Da Ilsussidiario.it del 7 novembre
Secondo il filosofo franco-algerino Fabrice Hadjadj, non si comprende il nostro tempo senza la consapevolezza che viviamo non più in un’epoca ideologica, ma in un’epoca tecnologica: il documento più importante del Sinodo sulla famiglia sarebbe quindi l’enciclica Laudato si’, che vede nel cambiamento di vita l’unica possibile uscita da una post-modernità che, mettendo in discussione la natura umana attraverso la tecnologia, nega ormai anche ciò che di buono l’epoca moderna aveva ereditato dal cristianesimo.

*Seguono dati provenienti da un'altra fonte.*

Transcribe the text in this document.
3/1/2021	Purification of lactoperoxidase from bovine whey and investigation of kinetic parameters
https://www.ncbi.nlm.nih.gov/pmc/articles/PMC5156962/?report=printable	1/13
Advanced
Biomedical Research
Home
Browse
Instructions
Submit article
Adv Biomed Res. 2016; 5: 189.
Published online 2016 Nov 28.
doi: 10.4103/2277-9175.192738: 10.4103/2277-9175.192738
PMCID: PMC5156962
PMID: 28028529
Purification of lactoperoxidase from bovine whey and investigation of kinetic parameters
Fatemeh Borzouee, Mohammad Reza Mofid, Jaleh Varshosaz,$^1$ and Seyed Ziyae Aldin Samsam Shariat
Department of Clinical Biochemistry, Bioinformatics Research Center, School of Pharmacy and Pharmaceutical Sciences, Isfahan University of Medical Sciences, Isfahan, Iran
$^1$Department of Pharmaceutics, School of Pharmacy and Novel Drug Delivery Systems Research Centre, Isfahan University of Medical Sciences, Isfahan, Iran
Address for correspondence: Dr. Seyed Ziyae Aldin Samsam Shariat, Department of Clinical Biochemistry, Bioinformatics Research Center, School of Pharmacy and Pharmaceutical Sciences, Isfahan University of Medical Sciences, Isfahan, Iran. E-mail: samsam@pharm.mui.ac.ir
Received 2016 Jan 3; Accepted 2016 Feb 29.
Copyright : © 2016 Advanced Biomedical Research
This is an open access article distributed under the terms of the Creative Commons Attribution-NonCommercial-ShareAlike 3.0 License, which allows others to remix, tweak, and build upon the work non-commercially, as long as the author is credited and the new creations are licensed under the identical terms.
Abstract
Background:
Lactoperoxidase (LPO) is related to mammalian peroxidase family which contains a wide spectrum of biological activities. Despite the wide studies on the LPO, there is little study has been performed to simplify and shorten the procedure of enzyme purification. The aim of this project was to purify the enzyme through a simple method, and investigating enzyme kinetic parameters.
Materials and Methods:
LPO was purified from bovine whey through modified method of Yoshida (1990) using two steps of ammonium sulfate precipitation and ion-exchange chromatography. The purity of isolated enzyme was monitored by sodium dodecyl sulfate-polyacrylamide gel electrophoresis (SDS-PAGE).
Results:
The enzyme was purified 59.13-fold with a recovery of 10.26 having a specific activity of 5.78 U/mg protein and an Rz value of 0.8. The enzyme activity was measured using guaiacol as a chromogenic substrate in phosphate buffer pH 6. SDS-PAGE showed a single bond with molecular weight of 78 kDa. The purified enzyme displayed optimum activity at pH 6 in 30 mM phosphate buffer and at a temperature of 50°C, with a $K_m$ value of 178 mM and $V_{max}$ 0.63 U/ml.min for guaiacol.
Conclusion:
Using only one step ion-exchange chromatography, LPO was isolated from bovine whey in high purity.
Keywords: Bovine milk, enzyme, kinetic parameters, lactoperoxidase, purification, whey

In una sua recente lezione sulla famiglia tenuta al Centro Culturale di Milano, Hadjadj ha infatti individuato la posta in gioco di fronte alla quale si trova oggi il cristianesimo proponendo un ripensamento dell’intero percorso filosofico dell’occidente. Ciò che ha detto si comprende nella più ampia cornice, propria della cosiddetta “svolta antropologica” della filosofia del Novecento, di un riposizionamento della questione del rapporto tra cristianesimo, modernità e post-modernità: innanzitutto tornando a riconoscere che le ideologie, nella loro duplice forma totalitaria e relativista, sono, secondo l’espressione di Chesterton, «verità cristiane impazzite». La modernità, come ha scritto recentemente Paolo Prodi riprendendo una nota tesi che risale a Karl Loewith, François Furet e Olivier Clément (e che oggi si ritrova in Ernst-Wolfgang Bökenförde e in Rémi Brague), non è altro che la trasformazione della profezia cristiana in «utopia» e «progetto rivoluzionario» (Paolo Prodi, Il tramonto della rivoluzione, Il Mulino 2015). Anche la versione debole della modernità (il relativismo) consiste infatti non certo nella rinuncia alla verità, ma piuttosto nell’identificazione di essa con il pensiero soggettivo: prova ne sia che il relativismo non teme di esporsi al rischio, come hanno notato Joseph Ratzinger e Zygmunt Bauman, di diventare assoluto, affermando che è vero che la verità consiste sempre in ciò che pensa il singolo.
Il relativismo è dunque ideologico, nel senso che fa dipendere la verità dal pensiero umano. Ma il contributo che Hadjadj offre al pensiero cristiano è non solo e non tanto la riproposizione di questa tesi, quanto soprattutto l’intuizione secondo la quale il relativismo, non riuscendo a fare a meno della verità, trova comunque il modo di portarne avanti la critica, attaccandone direttamente la sorgente: la rivelazione cristiana. E per farlo si serve della tecnologia: il cristianesimo non si sconfigge, se non si eliminano i motivi per i quali l’uomo ha bisogno di essere salvato da Cristo (vale a dire il limite e la sofferenza), attraverso lo stravolgimento totale della natura umana reso possibile dalla tecnica.
Quindi anche attraverso lo stravolgiento della famiglia, che, in quanto «luogo di un dono che ci sfugge» (Hadjadj), indica al pensiero che, nella natura umana, esistono un limite e una sofferenza e che la pretesa di eliminarli costituisce la più grande crudeltà. Quello che viene proposto è una specie di diritto alla felicità immediata usato come clava contro il cristianesimo, ma senza riconoscere che, come hanno di recente affermato, tra gli altri, Pierre Manent (Le metamorfosi della città. Saggio sulla dinamica dell’Occidente, Rubbettino 2014) e Marcello Pera (Diritti umani e cristianesimo. La Chiesa alla prova della modernità, Marsilio 2015), era stata proprio la rivelazione cristiana ad aver introdotto il concetto di dignità e di sacralità della persona in occidente.